C’est après trois ans passés en Erythrée qu’il découvre le caractère répressif du régime. « J’ai ainsi commencé à émettre des critiques quant à ces pratiques, ce qui a mis ma vie en danger, en m’obligeant à fuir vers l’Ethiopie voisine ».

A Addis-Abeba, le journaliste-activiste travaille au service presse du Bureau du Golfe. Il y écrivait des articles sur la situation au Soudan, la guerre d’épuration ethnique et les répressions. Il utilisait le pseudonyme d’Amara Mohamed Saleh, en raison d’une forte présence d’agents de la sûreté soudanaise en Ethiopie. Trois ans après, en 1997, il rejoignait le Mouvement Populaire de Libération du Soudan (MPLS). « J’avais refusé tout enrôlement et entraînement militaire. J’ai insisté sur le fait que je tenais à ma liberté en ma qualité d’écrivain et poète » précise-t-il.

En 2001, Moneim Rahma a été transféré à Nairobi, au Kenya, pour travailler à la radio « Soudan Radio Service », spécialisée dans l’éducation. « Cette radio, financée par des institutions américaines, s’intéressait à l’éducation civile. Elle était émise en neuf langues, j’étais le responsable du service arabophone ». Il démissionna en 2005, après la signature de l’accord de paix global (CPA). Il retourna donc à Kurmuk dans la province du Nil Bleu au Soudan après sa libération par l’armée populaire (MPLS/A) pour y travailler comme responsable de la communication dans l’administration civile mise en place par l’armée populaire. Un an après, à Juba, il fondait l’organisation « Soudan de la Culture et des Arts » qui s’intéressait à toutes les cultures soudanaises et œuvrait, grâce à du théâtre itinérant, à la diffusion de la culture de paix entre les différentes ethnies, religions et traditions.

Après le théâtre, Moneim Rahma s’intéressa au cinéma. En 2009, il fondait, avec un groupe de cinéastes, l’association « Groupe du Cinéma Soudanais », et grâce au soutien du ministère de la Santé, il produisit quelques courts-métrages éducatifs sur la santé des enfants.

نهر النيل
Le Nil Bleu

En 2010, l’écrivain décide de participer à la gestion de la campagne électorale du candidat du MPLS, Malik Agar, pour le poste de Gouverneur de la Wilaya du Nil Bleu. « J’étais chargé du volet média de la campagne. Malik Agar a gagné les élections malgré les tentatives de fraudes du parti du Congrès National (NCP). J’ai été nommé Conseiller en information au sein du gouvernement élu ». En février 2011, Moneim Rahma fondait la revue El Zarqaa, la voix du gouvernement de la Wilaya, « une première dans l’histoire de la région », précise-t-il.

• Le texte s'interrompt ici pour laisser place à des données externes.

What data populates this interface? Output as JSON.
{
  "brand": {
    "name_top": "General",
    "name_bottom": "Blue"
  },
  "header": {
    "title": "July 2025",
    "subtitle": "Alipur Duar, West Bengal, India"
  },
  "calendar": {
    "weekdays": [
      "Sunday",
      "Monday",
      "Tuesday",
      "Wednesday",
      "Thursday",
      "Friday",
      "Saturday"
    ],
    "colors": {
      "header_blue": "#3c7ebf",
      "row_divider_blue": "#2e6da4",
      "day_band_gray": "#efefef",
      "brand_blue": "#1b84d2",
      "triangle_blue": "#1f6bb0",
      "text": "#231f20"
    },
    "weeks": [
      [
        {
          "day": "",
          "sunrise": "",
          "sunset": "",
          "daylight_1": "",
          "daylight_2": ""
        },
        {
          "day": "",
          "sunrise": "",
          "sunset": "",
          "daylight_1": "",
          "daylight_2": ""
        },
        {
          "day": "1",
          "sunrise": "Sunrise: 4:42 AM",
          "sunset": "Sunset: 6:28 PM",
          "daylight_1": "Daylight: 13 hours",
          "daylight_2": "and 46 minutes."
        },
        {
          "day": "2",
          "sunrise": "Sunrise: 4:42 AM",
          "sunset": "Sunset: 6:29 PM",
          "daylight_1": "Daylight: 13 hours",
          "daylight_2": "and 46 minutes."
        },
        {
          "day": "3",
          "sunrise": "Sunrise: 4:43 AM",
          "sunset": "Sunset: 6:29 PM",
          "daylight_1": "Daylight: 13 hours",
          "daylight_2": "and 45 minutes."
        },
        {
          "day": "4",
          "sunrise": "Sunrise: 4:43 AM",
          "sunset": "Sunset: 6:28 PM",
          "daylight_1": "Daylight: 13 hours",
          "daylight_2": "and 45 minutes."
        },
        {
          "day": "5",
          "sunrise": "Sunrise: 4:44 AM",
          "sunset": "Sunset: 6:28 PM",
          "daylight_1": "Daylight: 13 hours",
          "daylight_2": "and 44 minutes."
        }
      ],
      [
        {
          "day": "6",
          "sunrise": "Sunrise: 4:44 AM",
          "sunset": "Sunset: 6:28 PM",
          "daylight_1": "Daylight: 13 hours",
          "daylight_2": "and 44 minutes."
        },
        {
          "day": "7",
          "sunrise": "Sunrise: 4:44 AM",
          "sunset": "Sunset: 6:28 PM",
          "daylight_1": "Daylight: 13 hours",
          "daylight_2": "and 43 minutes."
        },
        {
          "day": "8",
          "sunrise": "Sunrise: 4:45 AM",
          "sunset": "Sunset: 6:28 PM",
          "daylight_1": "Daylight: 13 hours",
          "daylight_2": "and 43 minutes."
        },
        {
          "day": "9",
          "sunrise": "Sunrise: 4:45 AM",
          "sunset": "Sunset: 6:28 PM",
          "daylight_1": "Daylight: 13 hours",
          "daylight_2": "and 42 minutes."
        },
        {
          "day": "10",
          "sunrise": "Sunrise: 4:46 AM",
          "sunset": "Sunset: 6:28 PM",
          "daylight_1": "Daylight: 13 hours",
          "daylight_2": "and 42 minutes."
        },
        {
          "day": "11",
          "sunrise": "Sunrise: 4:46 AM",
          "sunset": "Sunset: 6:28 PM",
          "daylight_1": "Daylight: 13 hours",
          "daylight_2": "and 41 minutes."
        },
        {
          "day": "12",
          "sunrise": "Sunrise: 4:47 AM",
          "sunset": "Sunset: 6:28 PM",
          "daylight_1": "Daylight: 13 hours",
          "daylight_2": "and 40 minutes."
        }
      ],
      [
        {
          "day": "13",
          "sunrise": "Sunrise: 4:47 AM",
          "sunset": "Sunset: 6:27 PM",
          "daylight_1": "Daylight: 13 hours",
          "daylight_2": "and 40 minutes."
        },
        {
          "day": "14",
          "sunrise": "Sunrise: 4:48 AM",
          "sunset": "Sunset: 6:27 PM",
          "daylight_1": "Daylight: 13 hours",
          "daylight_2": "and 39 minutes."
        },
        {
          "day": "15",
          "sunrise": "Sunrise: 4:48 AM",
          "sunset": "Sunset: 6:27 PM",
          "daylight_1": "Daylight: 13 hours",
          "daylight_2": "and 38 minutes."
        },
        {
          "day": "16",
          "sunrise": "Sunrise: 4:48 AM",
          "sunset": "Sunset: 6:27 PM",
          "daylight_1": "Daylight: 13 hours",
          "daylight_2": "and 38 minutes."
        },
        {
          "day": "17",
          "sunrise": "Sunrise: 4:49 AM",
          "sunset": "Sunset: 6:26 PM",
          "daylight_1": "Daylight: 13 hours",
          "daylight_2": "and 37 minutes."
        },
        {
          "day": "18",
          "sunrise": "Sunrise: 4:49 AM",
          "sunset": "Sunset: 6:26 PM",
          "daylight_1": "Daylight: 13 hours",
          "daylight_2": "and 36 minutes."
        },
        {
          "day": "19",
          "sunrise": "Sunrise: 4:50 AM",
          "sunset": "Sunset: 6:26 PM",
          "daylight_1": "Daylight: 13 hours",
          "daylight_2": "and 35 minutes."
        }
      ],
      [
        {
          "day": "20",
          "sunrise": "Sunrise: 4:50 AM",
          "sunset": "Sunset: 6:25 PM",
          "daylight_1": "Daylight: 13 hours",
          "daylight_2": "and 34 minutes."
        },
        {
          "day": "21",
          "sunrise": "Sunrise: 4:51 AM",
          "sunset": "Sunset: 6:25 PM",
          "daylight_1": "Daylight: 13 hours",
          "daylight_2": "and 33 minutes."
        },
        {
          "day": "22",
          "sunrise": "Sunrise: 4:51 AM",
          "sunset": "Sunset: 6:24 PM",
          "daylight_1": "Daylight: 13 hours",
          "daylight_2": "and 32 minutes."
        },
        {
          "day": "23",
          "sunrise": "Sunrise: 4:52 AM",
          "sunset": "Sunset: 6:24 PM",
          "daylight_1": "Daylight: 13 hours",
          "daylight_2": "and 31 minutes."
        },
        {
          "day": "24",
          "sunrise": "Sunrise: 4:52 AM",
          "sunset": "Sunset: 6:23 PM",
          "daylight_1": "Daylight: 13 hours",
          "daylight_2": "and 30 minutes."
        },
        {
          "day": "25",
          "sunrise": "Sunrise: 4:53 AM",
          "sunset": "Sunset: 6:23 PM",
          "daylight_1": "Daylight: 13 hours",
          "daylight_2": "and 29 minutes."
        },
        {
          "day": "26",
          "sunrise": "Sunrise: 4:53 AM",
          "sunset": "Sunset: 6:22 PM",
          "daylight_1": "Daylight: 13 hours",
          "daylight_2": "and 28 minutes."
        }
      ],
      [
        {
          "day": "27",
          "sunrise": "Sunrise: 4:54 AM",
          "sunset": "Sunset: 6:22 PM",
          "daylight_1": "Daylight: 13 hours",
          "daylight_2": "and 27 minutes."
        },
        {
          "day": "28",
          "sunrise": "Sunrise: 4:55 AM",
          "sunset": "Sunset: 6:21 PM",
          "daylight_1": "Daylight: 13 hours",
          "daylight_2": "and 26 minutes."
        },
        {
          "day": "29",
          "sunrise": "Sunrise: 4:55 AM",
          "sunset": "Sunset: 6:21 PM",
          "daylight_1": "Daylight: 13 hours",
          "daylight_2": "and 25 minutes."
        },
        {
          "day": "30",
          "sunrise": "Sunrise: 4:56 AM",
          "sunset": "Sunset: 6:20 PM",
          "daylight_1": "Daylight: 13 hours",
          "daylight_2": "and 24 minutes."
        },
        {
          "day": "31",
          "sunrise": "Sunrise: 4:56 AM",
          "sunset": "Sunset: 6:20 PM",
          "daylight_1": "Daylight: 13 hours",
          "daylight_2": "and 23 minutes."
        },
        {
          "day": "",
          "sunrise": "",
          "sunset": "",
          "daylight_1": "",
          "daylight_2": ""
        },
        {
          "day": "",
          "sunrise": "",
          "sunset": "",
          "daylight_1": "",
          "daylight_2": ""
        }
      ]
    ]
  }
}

Le 1er septembre 2011, un attentat au vice-gouverneur de la région pousse Malik Agar à réunir en urgence le conseil des ministres. Les forces du gouvernement central qui avaient planifié tout cela, ont immédiatement été déployées et l’état d’urgence a été décrété sur ordre personnel du Président El Bashir qui limoge Malik Agar.

Le lendemain, des combats se sont déclenchés dans la ville de Al Damazine, entre l’armée populaire et l’armée régulière. « J’ai essayé de m’enfuir, à pied, en direction de la ville de Al Kurmuk, après avoir laissé ma voiture à Al Damazine. A 15 km au Sud de la ville, j’ai été arrêté par l’armée régulière. A partir de ce moment-là, j’ai été torturé, une partie de ma moustache a été coupé et l’autre partie a été brûlée avec un briquet…. J’ai été jeté dans un véhicule militaire et isolé dans un vieil entrepôt. Ils m’ont battu, les interrogatoires se succédaient. Ils m’ont cassé le genou droit parce que j’avais une rubrique dans la revue d’El Zarqaa, intitulée « Coup de bâton sur le genou ». J’ai perdu 10 dents. Ces tortures se sont poursuivies pendant des semaines et des mois ». Une commission militaire a été créée à l’intérieur de la prison : « J’ai été accusé d’avoir planifié un coup d’état, d’avoir travaillé pour le compte de l’étranger, d’avoir appelé à un état laïc et combattu l’islam et l’arabisme ». La commission a rendu son jugement à la peine capitale, le 23 novembre. Un autre jugement à la peine capitale a été rendu à son encontre et à 17 autres membres du mouvement populaire. Suite à la campagne locale, régionale et internationale en faveur de sa libération, le 18 août 2012 Moneim Rahma est mis en résidence surveillée à l’île de Touti. Il ne peut exercer aucune activité, sous menace de sa sécurité et celle de sa famille. Les jugements à la peine capitale ne sont pas annulés.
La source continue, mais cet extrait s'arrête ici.